Before I go any further, let me just clarify that I’m using the term as a catch-all phrase for people with a creative avocation, be they writers or sculptors or dancers or painters or photographers or musicians or any of a hundred other related endeavors.
Answers will vary, of course. For some people, they just know, and that’s all they feel they need. For a lot of years, I felt that way, myself. I was a writer because I was, QED. Even when I wasn’t writing. I realize in retrospect that it was more aspiration than identity, but when people asked me what I was, that’s what I told them. Then I served them another drink and slept until two the next afternoon before having brunch and going back to work.
The first hint that I was mistaken came at a Bumbershoot festival maybe ten years ago. I was wandering the book fair and I met Joshua Ortega, who had self-published his first novel, Frequencies, and was in negotiations to sell it to a major house (relatively unheard-of in the early 2000s). We got to talking, and he told me this:
“A writer is someone who wrote today.”
Suffice to say, I had not written that day. Or probably the day before. Unbeknownst to me, I was still a dabbler at that point, a dilletante who enjoyed mucking about with prose when the notion struck or the muse got to whispering. I believed that art was produced in divinely-illiuminated bursts, which produced great works like Athena springing full-formed from Zeus’ aching head. Or something. I hadn’t produced any great work, so I didn’t really know. But that’s what I thought. The notion that it was something you plugged away at on a regular schedule seemed crazy to me, like having a square job. That was supposed to be the whole point of being artistic, to get away from that kind of thing. Right?
Not long after that I went through a period of prolonged unemployment. I decided it was time to start taking writing seriously, so I started doing it four or five days a week, first thing in the morning (it was also, coincidentally, around this time that I was first introduced to George R. R. Martin’s A Song of Ice and Fire, which I would read as a warm-up and later as a reward). During this period I wrote probably three hundred single-spaced manuscript pages, and developed my prose style significantly.

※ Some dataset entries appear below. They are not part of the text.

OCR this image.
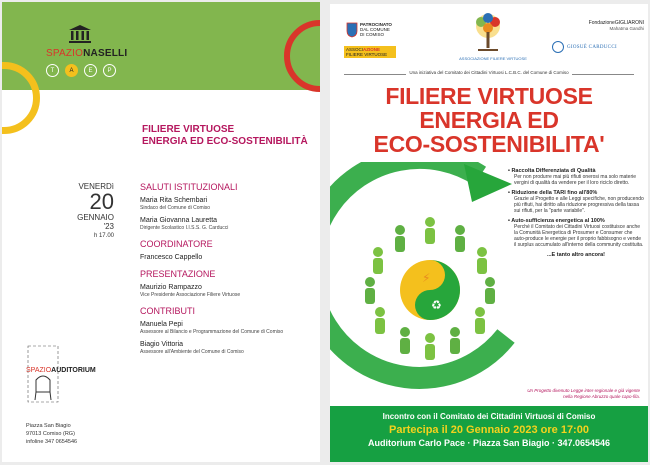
SPAZIONASELLI
T	A	E	P
FILIERE VIRTUOSE
ENERGIA ED ECO-SOSTENIBILITÀ
VENERDì
20
GENNAIO '23
h 17.00
SALUTI ISTITUZIONALI
Maria Rita Schembari
Sindaco del Comune di Comiso
Maria Giovanna Lauretta
Dirigente Scolastico I.I.S.S. G. Carducci
COORDINATORE
Francesco Cappello
PRESENTAZIONE
Maurizio Rampazzo
Vice Presidente Associazione Filiere Virtuose
CONTRIBUTI
Manuela Pepi
Assessore al Bilancio e Programmazione del Comune di Comiso
Biagio Vittoria
Assessore all'Ambiente del Comune di Comiso
SPAZIOAUDITORIUM
Piazza San Biagio
97013 Comiso (RG)
infoline 347 0654546
PATROCINATO
DAL COMUNE
DI COMISO
ASSOCIAZIONE
FILIERE VIRTUOSE
ASSOCIAZIONE FILIERE VIRTUOSE
FondazioneGIGLIARONI
Mahatma Gandhi
GIOSUÈ CARDUCCI
Una iniziativa del Comitato dei Cittadini Virtuosi L.C.B.C. del Comune di Comiso
FILIERE VIRTUOSE
ENERGIA ED
ECO-SOSTENIBILITA'
⚡
♻
• Raccolta Differenziata di Qualità
Per non produrre mai più rifiuti onerosi ma solo materie vergini di qualità da vendere per il loro riciclo diretto.
• Riduzione della TARI fino all'80%
Grazie al Progetto e alle Leggi specifiche, non producendo più rifiuti, hai diritto alla riduzione progressiva della tassa sui rifiuti, per la "parte variabile".
• Auto-sufficienza energetica al 100%
Perché il Comitato dei Cittadini Virtuosi costituisce anche la Comunità Energetica di Prosumer e Consumer che auto-produce le energie per il proprio fabbisogno e vende il surplus accumulato all'interno della community costituita.
...E tanto altro ancora!
Un Progetto divenuto Legge inter-regionale e già vigente nella Regione Abruzzo quale capo-fila.
Incontro con il Comitato dei Cittadini Virtuosi di Comiso
Partecipa il 20 Gennaio 2023 ore 17:00
Auditorium Carlo Pace · Piazza San Biagio · 347.0654546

Then I got a job again, and while I still wrote (the ms got up to almost 500 pages before I abandoned it), the siren song of life with money in my pocket rung loudly in my ears, and my avocation was downgraded, once again, to hobby.
The bar was not always a hindrance, though, and it’s thanks to my longstanding gig at ToST (RIP) that the lesson I had started learning when I was unemployed finally began to sink in in a meaningful way. There are a couple of reasons.

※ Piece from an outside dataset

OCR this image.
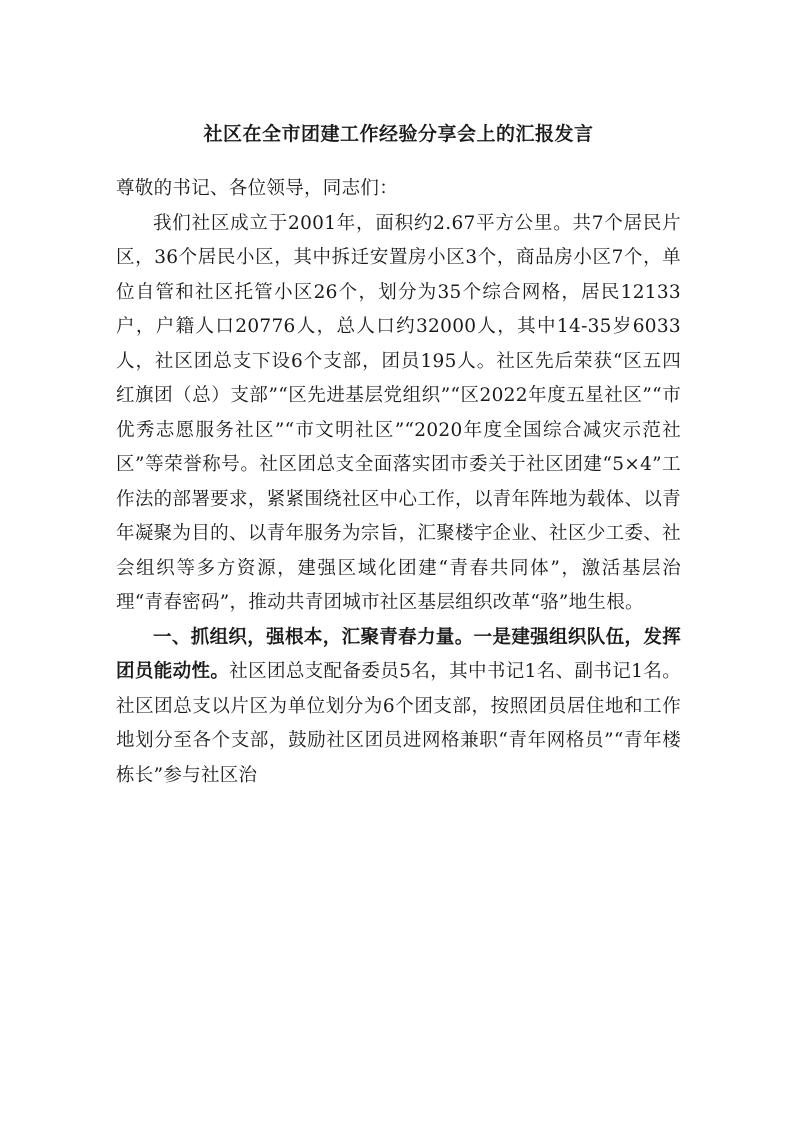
社区在全市团建工作经验分享会上的汇报发言

尊敬的书记、各位领导，同志们：

我们社区成立于2001年，面积约2.67平方公里。共7个居民片区，36个居民小区，其中拆迁安置房小区3个，商品房小区7个，单位自管和社区托管小区26个，划分为35个综合网格，居民12133户，户籍人口20776人，总人口约32000人，其中14-35岁6033人，社区团总支下设6个支部，团员195人。社区先后荣获“区五四红旗团（总）支部”“区先进基层党组织”“区2022年度五星社区”“市优秀志愿服务社区”“市文明社区”“2020年度全国综合减灾示范社区”等荣誉称号。社区团总支全面落实团市委关于社区团建“5×4”工作法的部署要求，紧紧围绕社区中心工作，以青年阵地为载体、以青年凝聚为目的、以青年服务为宗旨，汇聚楼宇企业、社区少工委、社会组织等多方资源，建强区域化团建“青春共同体”，激活基层治理“青春密码”，推动共青团城市社区基层组织改革“骆”地生根。

一、抓组织，强根本，汇聚青春力量。一是建强组织队伍，发挥团员能动性。社区团总支配备委员5名，其中书记1名、副书记1名。社区团总支以片区为单位划分为6个团支部，按照团员居住地和工作地划分至各个支部，鼓励社区团员进网格兼职“青年网格员”“青年楼栋长”参与社区治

First, ToST was a music venue, and while many bands are essentially hobbies for the people in them (or a way to get laid, or both), I met and got to be friends with a lot of professional musicians, by which I mean people who actually made their living (such as it was) playing music. Many of them had even had some success along the way. Say what you will about musicians (and I have), these guys were gigging five nights a week, always in several bands, constantly practicing and developing new projects.
What really crystallized it was a series of late-night talks with Michael Shrieve, who lived around the corner and played there Monday nights. We talked about a lot of things those nights (my Indie Writer Business Plan was conceived there), about life and things that had happened to us, about the changes the new opportunities for self-distribution might make in the way artists make money, and about being people dedicated to our artistic avocation and what it meant in terms of living our lives. One night, Michael said to me ( and I’m paraphrasing):
“School didn’t work out for me. What I wanted was to play the drums. I was living with my parents, who would get up every morning and go to work all day, and I thought to myself that if this is what I want to do, then I should do that too. I should treat it like my job. So I did. Every morning when my parents got up to go to work, I got up and practiced the drums.”

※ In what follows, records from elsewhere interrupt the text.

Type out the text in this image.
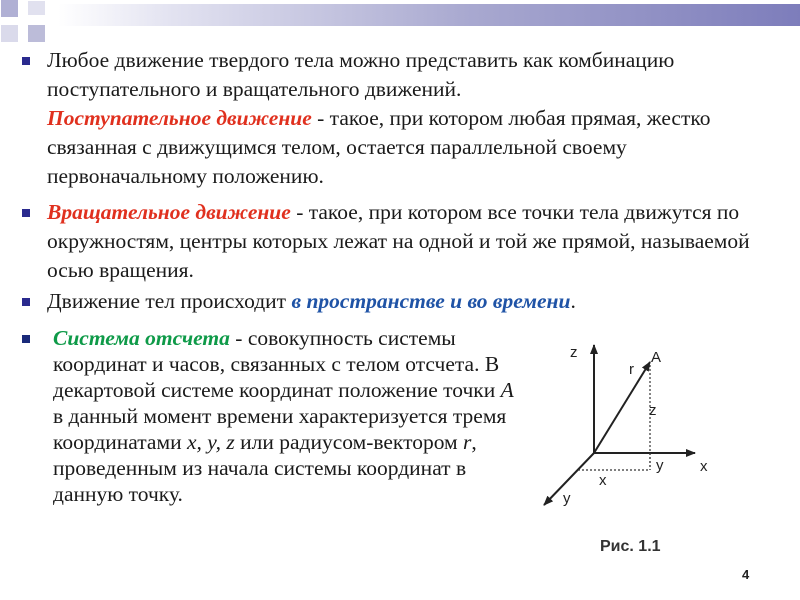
Любое движение твердого тела можно представить как комбинацию поступательного и вращательного движений.
Поступательное движение - такое, при котором любая прямая, жестко связанная с движущимся телом, остается параллельной своему первоначальному положению.

Вращательное движение - такое, при котором все точки тела движутся по окружностям, центры которых лежат на одной и той же прямой, называемой осью вращения.

Движение тел происходит в пространстве и во времени.

Система отсчета - совокупность системы координат и часов, связанных с телом отсчета. В декартовой системе координат положение точки A в данный момент времени характеризуется тремя координатами x, y, z или радиусом-вектором r, проведенным из начала системы координат в данную точку.

z
x
y
r
A
z
y
x
Рис. 1.1
4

Later I went to the Clarion Workshop, where the lesson was hammered home, both in the testimonials of our instructors and guests and in the actual nuts and bolts of the daily grind there. The pressure to produce (self-generated, for the most part) meant working when you could, for as long as you could stand to, then squeezing out a little more. But more important than that was giving us the space (and the perceived necessity) to work all the time, to write and read and critique and talk, and for long enough to train our bodies and brains to actually do that. And this under the tutelage of a succession of badasses who had made this their life, and every one of them said one thing over and over: you have to do the work.
So, going back to the question and the quotation with which we began. How do you know when you’re an artist? The conclusion I’ve come to is simple: You’re an artist when you treat your art like your job, and you show up for work whether you’re feeling inspired or not.